A first-principles study intense on the density functional theory (DFT) is used to assess the structural, optical, mechanical and electrical properties of RGaO3 (R = Ca, Mg) perovskites. The influence of calcium gallate (CaGaO3) and magnesium gallate (MgGaO3) are explored on structural, optical, electrical and mechanical properties. The structural properties of such compounds are computed employing Perdew–Burke–Ernzerhof and generalized gradient approximation (PBE + GGA). The generalized gradient approximation proposed by Perdew, Burke and Ernzerhof approximation is used to compute the electronic bandgap, total and partial density of states (TDOS and PDOS).
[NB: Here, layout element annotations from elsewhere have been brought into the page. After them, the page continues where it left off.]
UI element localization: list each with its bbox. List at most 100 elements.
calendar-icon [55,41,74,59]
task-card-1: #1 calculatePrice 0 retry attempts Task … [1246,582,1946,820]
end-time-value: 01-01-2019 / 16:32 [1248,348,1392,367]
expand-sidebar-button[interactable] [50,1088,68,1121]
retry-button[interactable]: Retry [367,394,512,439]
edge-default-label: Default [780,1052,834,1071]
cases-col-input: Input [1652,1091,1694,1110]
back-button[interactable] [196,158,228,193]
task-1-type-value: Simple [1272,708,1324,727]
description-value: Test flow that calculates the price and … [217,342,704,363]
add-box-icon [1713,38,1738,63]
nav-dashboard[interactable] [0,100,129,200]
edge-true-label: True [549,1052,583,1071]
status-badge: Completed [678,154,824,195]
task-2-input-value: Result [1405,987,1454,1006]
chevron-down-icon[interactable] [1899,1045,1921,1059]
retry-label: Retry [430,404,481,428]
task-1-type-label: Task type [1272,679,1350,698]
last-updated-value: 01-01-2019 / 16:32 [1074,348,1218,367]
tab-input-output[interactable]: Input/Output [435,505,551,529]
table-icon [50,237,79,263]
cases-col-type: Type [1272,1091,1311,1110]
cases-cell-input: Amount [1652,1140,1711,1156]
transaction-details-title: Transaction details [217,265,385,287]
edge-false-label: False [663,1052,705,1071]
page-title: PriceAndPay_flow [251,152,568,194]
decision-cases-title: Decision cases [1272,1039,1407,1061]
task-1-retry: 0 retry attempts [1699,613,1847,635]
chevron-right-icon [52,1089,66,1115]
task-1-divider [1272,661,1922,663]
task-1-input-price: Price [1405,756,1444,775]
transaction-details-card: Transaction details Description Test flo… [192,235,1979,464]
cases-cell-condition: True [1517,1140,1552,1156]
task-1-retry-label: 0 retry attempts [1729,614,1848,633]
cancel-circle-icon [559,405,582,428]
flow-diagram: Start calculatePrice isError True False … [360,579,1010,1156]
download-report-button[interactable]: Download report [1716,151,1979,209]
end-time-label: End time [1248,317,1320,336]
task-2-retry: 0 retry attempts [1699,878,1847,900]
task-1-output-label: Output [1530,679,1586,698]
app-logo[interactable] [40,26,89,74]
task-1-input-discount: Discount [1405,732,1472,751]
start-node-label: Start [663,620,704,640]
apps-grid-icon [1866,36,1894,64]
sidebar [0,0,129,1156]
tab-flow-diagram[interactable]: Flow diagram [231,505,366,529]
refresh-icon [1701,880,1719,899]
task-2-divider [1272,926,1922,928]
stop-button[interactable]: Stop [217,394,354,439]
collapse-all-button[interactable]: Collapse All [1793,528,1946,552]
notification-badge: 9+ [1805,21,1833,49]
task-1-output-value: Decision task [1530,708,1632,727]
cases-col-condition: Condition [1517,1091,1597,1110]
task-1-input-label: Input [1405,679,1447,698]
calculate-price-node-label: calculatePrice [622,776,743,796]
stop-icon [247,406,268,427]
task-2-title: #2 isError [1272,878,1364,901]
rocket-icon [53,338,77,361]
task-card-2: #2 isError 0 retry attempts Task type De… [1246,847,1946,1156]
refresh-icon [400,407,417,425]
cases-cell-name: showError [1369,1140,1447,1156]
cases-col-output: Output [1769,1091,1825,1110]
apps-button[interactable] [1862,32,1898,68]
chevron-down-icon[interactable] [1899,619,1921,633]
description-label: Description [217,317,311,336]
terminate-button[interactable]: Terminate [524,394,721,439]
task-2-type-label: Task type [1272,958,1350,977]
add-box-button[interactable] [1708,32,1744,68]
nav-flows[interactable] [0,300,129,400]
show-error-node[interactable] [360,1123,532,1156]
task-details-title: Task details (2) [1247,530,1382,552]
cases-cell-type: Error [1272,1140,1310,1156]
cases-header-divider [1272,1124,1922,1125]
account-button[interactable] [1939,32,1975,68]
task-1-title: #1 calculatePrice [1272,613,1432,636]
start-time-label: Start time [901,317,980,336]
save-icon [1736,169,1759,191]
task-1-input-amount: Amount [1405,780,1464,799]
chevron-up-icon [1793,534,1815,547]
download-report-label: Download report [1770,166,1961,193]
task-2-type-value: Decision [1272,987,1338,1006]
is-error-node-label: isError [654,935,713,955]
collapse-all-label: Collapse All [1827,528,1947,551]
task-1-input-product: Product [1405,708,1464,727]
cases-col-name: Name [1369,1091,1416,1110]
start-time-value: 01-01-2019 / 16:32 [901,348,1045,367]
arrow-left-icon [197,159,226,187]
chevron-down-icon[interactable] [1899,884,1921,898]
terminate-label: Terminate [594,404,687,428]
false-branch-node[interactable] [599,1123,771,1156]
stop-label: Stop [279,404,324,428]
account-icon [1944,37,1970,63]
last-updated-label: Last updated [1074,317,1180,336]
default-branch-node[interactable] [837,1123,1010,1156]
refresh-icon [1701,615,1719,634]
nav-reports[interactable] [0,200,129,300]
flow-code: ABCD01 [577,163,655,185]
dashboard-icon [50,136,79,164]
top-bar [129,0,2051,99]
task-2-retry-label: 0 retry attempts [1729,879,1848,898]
The indirect band gaps of CaGaO3 and MgGaO3 were intended to be 3.28 eV and 1.84 eV, correspondingly, showing that the both materials are semiconductors. The valence band is constituted by 4s-states of calcium atoms, 3s-states of magnesium atoms and 2p-states of oxygen atoms, as per the PDOS of the examined materials. The mechanical properties of perovskites such as: ductility, elastic moduli, and elastic anisotropy, were evaluated and conferred. According to the results of these calculations, the elastic moduli of CaGaO3 has been increased. The estimated Pugh's and Poisson's ratios of CaGaO3 are 3.3472 and 0.3641. Additionally, the optical characteristics of the title compounds are estimated using the Kramer–Kroning relations. The materials' dielectric functions, optical conductivity, refractive index, absorption coefficient, extinction coefficient, reflectivity and energy loss function, are all computed as well. These findings demonstrate that CaGaO3 has better characteristics for usage in optoelectronic applications than MgGaO3.